The dancers at Alvin Ailey American Dance Theater aren’t very happy, and they feel like they’re being taken advantage of.
On Friday (May 25), right in front of the dance theater, 32 dancers held a protest and demanded better wages. They also claimed they’re getting paid 35 percent less than other major dance companies around the U.S. but perform much more.
The group’s contract expires on May 31, and they’ve been negotiating since December of 2017.
“The Ailey company is the fourth largest dance company in the United States, in terms of budget, yet the artists’ salaries and benefits don’t reflect it,” reads a petition.“These artists put on more performances than any other major dance company in the United States — 175 to 200 per year — with only one-third to one-half the number of dancers at other companies, and yet they earn far less than their peers.”
We know that #ArtistsofAiley deserve a fair contract that pays a fair wage! Alvin Ailey is nothing without its dancers! #ReachingForTheStandard #AGMA #NYC1u @AGMusicalArtist @agma @NYPNU @ActorsEquity @IATSE @CentralLaborNYC @bradhoylman @Local_802_AFM pic.twitter.com/9UVYwXzZcI
— Linda B. Rosenthal (@LindaBRosenthal) May 24, 2018
In February, to protest, the dancers boycotted the annual Alvin Ailey gala at the John F. Kennedy Center, where they usually perform and take part in a benefit dinner.
In an interview with the Washington Post around that time, The gala’s co-chair Debra L. Lee chose not to talk about the actual boycott but said the dancers not being there didn’t ruin the event.

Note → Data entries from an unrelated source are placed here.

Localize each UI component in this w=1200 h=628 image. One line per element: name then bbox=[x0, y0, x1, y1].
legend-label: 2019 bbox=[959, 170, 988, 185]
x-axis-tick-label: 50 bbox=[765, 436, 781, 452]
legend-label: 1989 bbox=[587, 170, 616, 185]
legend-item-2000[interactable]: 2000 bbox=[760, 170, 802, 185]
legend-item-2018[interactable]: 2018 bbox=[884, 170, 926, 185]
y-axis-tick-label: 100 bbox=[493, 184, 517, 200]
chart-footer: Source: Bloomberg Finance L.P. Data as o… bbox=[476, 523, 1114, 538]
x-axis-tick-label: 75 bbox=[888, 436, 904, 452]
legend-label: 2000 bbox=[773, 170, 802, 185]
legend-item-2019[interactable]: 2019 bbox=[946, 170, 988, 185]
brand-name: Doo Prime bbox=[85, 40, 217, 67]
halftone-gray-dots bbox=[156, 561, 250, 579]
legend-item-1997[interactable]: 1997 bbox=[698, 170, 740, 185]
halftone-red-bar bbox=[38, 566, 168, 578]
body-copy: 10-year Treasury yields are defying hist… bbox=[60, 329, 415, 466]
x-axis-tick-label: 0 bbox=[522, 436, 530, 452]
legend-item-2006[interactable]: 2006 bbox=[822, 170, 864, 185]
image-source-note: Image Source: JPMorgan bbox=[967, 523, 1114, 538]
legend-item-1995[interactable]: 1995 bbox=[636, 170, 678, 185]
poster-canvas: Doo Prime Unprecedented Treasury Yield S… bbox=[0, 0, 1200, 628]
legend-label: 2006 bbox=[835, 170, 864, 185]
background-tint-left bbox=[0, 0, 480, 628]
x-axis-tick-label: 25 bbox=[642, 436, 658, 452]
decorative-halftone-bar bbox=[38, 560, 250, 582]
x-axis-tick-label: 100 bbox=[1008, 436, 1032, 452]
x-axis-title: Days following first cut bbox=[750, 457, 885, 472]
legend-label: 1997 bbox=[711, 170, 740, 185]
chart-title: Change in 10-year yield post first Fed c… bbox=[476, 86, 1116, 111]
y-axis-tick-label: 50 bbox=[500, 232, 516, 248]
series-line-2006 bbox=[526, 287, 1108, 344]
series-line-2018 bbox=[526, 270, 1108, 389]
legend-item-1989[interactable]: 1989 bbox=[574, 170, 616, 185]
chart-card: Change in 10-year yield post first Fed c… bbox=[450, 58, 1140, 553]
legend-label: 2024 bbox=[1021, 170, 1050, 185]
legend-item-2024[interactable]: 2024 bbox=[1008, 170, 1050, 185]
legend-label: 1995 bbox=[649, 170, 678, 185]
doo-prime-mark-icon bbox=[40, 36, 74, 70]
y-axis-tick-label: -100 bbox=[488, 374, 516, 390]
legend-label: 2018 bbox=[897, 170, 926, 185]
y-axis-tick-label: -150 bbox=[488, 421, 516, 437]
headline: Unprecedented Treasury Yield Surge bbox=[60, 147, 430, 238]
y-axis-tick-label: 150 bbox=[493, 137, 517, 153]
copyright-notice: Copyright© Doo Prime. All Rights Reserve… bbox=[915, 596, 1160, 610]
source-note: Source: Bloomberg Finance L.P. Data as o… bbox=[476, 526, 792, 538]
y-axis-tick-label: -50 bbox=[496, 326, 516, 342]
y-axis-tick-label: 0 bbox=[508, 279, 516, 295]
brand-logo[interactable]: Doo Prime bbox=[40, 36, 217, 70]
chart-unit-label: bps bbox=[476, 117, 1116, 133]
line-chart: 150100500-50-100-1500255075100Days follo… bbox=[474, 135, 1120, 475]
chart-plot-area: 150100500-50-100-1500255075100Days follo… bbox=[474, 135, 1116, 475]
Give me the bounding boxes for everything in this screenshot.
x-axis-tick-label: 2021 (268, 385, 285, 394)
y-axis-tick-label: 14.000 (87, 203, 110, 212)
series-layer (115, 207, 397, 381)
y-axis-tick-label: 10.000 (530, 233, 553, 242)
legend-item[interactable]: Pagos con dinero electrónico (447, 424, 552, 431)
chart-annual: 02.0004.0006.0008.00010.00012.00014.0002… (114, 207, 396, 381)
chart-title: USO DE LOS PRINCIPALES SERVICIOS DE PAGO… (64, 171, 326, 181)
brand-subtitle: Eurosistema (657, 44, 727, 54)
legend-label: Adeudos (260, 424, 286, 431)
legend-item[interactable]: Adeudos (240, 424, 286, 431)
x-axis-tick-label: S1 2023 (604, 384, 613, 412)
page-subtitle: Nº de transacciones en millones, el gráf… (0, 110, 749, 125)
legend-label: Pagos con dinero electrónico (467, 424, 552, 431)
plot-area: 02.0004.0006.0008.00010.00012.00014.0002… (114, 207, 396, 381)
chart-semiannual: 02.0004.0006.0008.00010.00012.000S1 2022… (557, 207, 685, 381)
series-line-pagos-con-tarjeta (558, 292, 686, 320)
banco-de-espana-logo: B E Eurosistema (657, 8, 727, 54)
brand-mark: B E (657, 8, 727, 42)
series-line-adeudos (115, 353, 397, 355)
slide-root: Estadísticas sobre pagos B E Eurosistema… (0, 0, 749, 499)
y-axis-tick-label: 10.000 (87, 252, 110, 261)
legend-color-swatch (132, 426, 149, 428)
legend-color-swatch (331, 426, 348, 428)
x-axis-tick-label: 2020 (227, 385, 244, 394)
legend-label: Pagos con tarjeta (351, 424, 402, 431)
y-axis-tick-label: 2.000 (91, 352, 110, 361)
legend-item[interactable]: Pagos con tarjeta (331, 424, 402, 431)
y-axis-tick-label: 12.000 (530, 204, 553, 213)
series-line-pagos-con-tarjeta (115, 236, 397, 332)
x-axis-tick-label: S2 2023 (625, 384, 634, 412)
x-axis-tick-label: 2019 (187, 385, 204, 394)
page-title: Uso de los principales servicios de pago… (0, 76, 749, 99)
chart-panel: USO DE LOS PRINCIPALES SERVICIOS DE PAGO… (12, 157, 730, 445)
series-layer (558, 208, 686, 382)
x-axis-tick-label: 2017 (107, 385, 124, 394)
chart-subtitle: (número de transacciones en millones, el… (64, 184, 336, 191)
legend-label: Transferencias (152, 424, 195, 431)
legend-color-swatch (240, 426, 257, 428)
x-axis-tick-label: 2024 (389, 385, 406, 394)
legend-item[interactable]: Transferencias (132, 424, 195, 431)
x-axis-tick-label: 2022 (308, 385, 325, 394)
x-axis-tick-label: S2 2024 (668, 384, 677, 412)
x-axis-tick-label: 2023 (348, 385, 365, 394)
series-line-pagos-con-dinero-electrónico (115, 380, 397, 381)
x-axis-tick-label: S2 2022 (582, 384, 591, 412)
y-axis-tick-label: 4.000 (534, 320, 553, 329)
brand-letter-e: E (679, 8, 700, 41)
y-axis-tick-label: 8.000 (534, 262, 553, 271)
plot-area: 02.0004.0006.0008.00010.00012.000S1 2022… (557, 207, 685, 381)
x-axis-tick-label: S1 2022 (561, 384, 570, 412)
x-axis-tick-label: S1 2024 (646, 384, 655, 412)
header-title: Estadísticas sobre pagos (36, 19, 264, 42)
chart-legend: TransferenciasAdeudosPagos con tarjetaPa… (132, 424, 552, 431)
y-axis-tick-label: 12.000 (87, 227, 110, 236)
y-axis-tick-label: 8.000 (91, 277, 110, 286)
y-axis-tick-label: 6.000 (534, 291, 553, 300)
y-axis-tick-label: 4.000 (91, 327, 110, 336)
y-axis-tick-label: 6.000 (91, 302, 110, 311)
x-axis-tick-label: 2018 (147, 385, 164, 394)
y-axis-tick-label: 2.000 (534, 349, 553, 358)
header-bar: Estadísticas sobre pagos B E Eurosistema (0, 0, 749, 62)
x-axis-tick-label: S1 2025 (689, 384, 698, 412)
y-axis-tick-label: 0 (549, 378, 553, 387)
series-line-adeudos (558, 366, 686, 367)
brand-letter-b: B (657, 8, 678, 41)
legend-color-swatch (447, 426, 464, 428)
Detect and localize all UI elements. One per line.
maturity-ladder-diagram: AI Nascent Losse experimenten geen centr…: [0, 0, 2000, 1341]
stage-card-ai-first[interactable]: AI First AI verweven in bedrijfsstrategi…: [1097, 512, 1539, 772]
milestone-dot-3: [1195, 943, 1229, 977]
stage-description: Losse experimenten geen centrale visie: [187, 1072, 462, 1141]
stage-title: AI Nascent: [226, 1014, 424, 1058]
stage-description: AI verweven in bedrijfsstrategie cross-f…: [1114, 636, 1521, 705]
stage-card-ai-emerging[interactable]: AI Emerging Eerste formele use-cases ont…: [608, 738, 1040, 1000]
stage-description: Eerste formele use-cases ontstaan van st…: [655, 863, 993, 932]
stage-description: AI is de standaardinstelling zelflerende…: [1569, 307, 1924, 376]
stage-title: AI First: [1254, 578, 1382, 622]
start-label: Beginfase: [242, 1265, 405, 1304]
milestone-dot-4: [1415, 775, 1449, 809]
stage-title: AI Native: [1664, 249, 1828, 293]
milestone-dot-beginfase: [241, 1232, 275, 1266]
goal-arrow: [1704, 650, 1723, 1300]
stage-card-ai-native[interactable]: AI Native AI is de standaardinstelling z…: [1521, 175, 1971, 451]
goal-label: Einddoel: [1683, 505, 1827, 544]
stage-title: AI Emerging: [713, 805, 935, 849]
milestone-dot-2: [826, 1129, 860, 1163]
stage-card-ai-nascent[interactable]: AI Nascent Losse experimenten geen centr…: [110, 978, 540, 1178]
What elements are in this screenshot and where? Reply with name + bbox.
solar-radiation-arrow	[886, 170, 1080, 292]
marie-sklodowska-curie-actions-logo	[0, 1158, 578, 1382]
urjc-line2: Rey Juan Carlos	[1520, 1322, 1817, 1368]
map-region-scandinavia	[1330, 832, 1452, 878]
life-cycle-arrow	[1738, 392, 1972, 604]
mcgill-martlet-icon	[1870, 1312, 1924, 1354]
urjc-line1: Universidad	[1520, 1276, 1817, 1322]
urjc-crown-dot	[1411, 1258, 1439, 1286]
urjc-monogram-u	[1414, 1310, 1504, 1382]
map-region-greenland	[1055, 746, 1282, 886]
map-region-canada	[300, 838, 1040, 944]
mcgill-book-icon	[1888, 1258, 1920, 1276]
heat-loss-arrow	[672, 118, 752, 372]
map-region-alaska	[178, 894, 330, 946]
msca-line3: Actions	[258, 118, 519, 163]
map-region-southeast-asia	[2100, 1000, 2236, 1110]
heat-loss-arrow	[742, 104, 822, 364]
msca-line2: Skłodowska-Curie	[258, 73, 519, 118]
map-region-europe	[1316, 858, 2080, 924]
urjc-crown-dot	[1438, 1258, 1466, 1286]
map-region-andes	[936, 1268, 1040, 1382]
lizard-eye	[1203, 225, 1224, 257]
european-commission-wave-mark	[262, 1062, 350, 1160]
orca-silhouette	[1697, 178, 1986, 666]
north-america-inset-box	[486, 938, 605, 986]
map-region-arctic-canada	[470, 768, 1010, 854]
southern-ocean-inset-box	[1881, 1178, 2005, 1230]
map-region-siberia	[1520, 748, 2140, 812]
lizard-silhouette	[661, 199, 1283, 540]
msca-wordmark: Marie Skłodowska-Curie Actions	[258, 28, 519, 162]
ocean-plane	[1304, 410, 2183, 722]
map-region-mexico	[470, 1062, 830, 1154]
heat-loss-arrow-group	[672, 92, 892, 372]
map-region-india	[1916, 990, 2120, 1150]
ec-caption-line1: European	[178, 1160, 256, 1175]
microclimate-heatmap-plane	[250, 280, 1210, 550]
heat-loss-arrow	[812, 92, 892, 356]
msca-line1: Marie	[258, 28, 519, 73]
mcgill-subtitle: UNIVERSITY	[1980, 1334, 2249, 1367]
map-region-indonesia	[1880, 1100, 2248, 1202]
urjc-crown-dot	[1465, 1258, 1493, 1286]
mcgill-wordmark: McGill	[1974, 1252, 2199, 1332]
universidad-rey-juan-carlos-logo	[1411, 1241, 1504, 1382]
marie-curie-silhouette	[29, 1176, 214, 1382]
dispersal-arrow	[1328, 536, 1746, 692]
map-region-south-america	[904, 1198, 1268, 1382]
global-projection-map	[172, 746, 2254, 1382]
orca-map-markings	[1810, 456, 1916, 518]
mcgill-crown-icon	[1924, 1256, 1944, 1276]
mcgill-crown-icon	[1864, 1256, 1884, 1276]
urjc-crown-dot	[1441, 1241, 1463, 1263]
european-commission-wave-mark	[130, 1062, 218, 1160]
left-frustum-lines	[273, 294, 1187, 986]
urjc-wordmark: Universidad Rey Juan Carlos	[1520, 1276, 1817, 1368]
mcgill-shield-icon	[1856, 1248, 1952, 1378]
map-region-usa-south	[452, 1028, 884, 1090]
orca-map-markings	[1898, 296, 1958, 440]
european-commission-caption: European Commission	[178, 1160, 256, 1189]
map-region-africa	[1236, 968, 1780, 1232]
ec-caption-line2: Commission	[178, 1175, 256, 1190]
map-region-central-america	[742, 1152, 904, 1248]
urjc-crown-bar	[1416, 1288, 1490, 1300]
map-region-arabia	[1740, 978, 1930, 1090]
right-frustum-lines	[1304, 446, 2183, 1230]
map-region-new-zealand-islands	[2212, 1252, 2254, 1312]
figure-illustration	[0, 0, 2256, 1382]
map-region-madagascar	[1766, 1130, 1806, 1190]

But Alvin Ailey’s Artistic Director Robert Battle spoke about it and said he understood why emotions behind negotiations are so high. He also expressed his admiration for the dancers and what they’re able to accomplish on stage.
“So many things are emotional, and I think we’re in a very emotional and tense time in the country, and so this is a natural part of a process,” he said. “We will get through it, because there’s a reason that the Alvin Ailey dance company has withstood the test of time. We’re a big family, and sometimes we just need to talk.”
“That’s where I am right now,” added Battle. “Because what [the dancers] give on that stage is incredible, and what they give to people is incredible, and we have to respect that. We family. We can fight behind the scenes and figure things out, but what those dancers give on the stage is what I hired them to do.”
Next up, is the annual Spirit Gala at Lincoln Center on June 14, and there’s no word yet if the dancers will take part in it or not.
Meanwhile, reps for the dance theater said they’ll work hard at resolving all of this, so all parties are content.
“We remain committed to reaching an agreement that is both fair and sustainable,” they stated.